Всё по-прежнему. Никто новый в вагон не вошёл, никто из него не вышел. Тут, у нас, по крайней мере, в нашем околотке; как там, в другом конце, не знаю, там как чужая сторона; в лицо всех уже, конечно, знаешь, но на брудершафт с ними, как говорится, не пьёшь.
Будто сроднились все – общаются, как родственники; угощаются и угощают; рецептами кулинарными и лечебными делятся.
Васенька общим стал ребёнком. Белобрысый, хитроглазый. Всех маток сосёт. И ладно. Смешливый. Захохочет – горох по вагону будто посыпется. Зуб передний мышка уташшыла, и за другим скоро придёт – тот уж шататса. Говорит с посвистом – как несмазанный подшипник.
Бабушку его все уже зовут по имени и отчеству: Матрёна Тимофеевна, Матрёна Тимофеевна. Васенька только: ба-а Мотя. Наша, сибирская. С Саян. Старообрядка. В теле. Дородная. Бела, высока – красива. Ей борода моя по нраву – вчера ещё выяснил – про троеперстие рассказывал ей что-то, на что она мне отвечала: тремя перстами соль в шшапотку брать да шти ею-де солить. Редко когда за это мне не достаётся – за бороду. Ну, то ли дело, дескать, не скоблёный, и посмотреть, мол, не противно. А мне и мило.

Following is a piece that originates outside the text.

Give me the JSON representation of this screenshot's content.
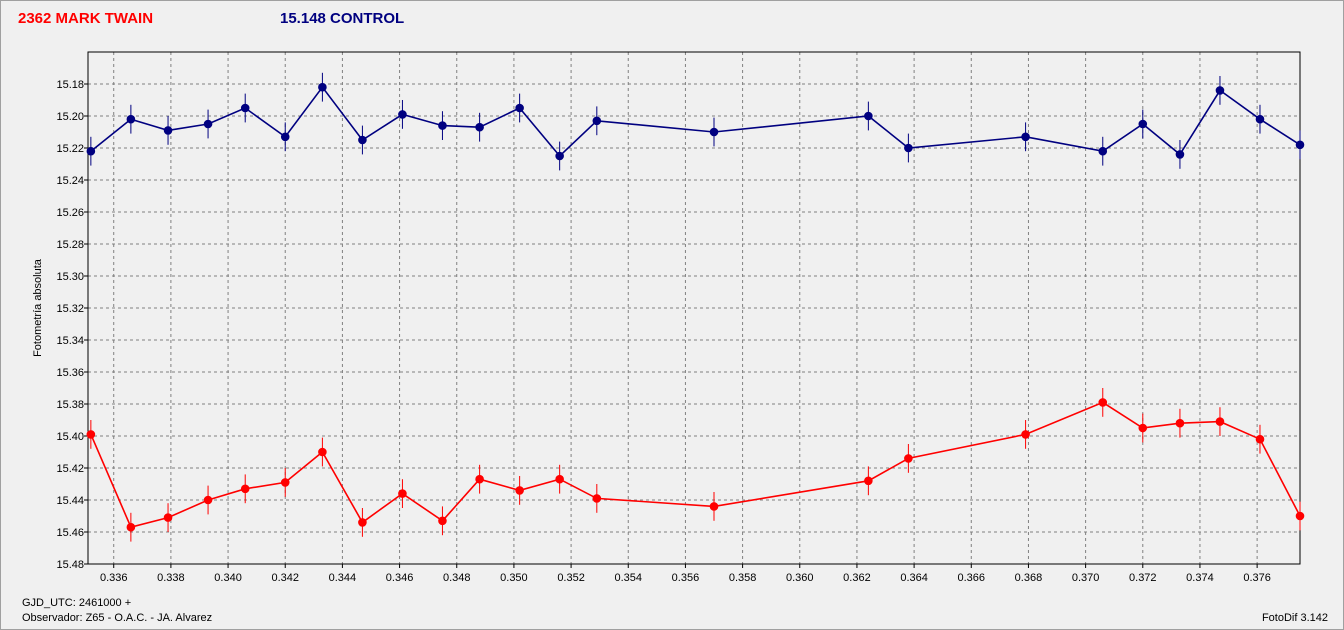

Мурена – тот оброс уже, как кактус; щетина редкая – как иглы на морском еже. Не пойдёт и не побреется. Не вижу, когда он ложится и когда встаёт, не вижу тоже. И в туалет чтобы ходил, я не заметил. Будто прибили его к месту. Доедем, отдирать надо будет. Сидит, всё время улыбается. Хороший.
Слышу:
– Многие из родовитого русского барства: князья Голицины, Гагарины, – говорит пожилая женщина. – Нарышкины… И Пушкин по касательной прошёл: ноготь длинный отрастил себе на пальце… Бог гения миловал. Но похоронен был он всё же с перчаткой, как брат. И в это же ведь время жил Серафим Саровский… Захват власти, реформация церкви на протестанский лад и устроить жизнь как у немца… Ох, ох бедная! Русь, чего-то тебе захотелось немецких поступов и обычаев, сокрушался когда-то ещё протопоп Аввакум… Безмолвное повиновение царям и гражданским властям, от них учреждённым, любовь к ближнему, трезвая жизнь и удаление от разврата и соблазна – так всё это можно же делать и в лоне Православной церкви, зачем для этого вступать в тайное общество?.. Общечеловеческие ценности, в которых нет места Православию и патриотизму – что это такое?.. Рыцари-филалеты – друзья истины – какой вот только, мартинисты, иллюминаты, каббалисты-розенкрейцеры, особо не афишировавшие своей деятельности, спириты, теософы, антропософы, толстовцы… бесы в ступе…
– Что, и Толстой?
– По крайней мере, в каком-то из своих писем, не помню сейчас к кому, он признавался: что, сам он того не зная, был и есть масон по своим убеждениям, и с детства питал глубокое уважение к этой организации, полагая, что масонство сделало много добра человечеству. Это декабристы-то, Временное правительство?.. Как посмотреть… Достоевский так никогда бы не высказался. На самом деле цель всех этих деятелей – разрушение национального самосознания народа, удар против государственности, национальных основ и Православия… Софианцы, если к ним ещё присовокупить толпу рот открывших простаков, кокаинистов, Анну Шмидт, Незнакомку, Маргариту Кирилловну – тварные воплощения и не подозревающей об этих воплощениях Святой Софии, это додуматься же надо… то получается притон и дурдом вместе взятые – логовища мысли с браком трёх, любителей ночных фиалок и Дионисова действия – вся эта помойка – чего же ждать-то ещё было?! Только того, что настучит Господь по голове нам. Настучал – семьдесят лет ходили очумелыми, теперь ещё не отошли.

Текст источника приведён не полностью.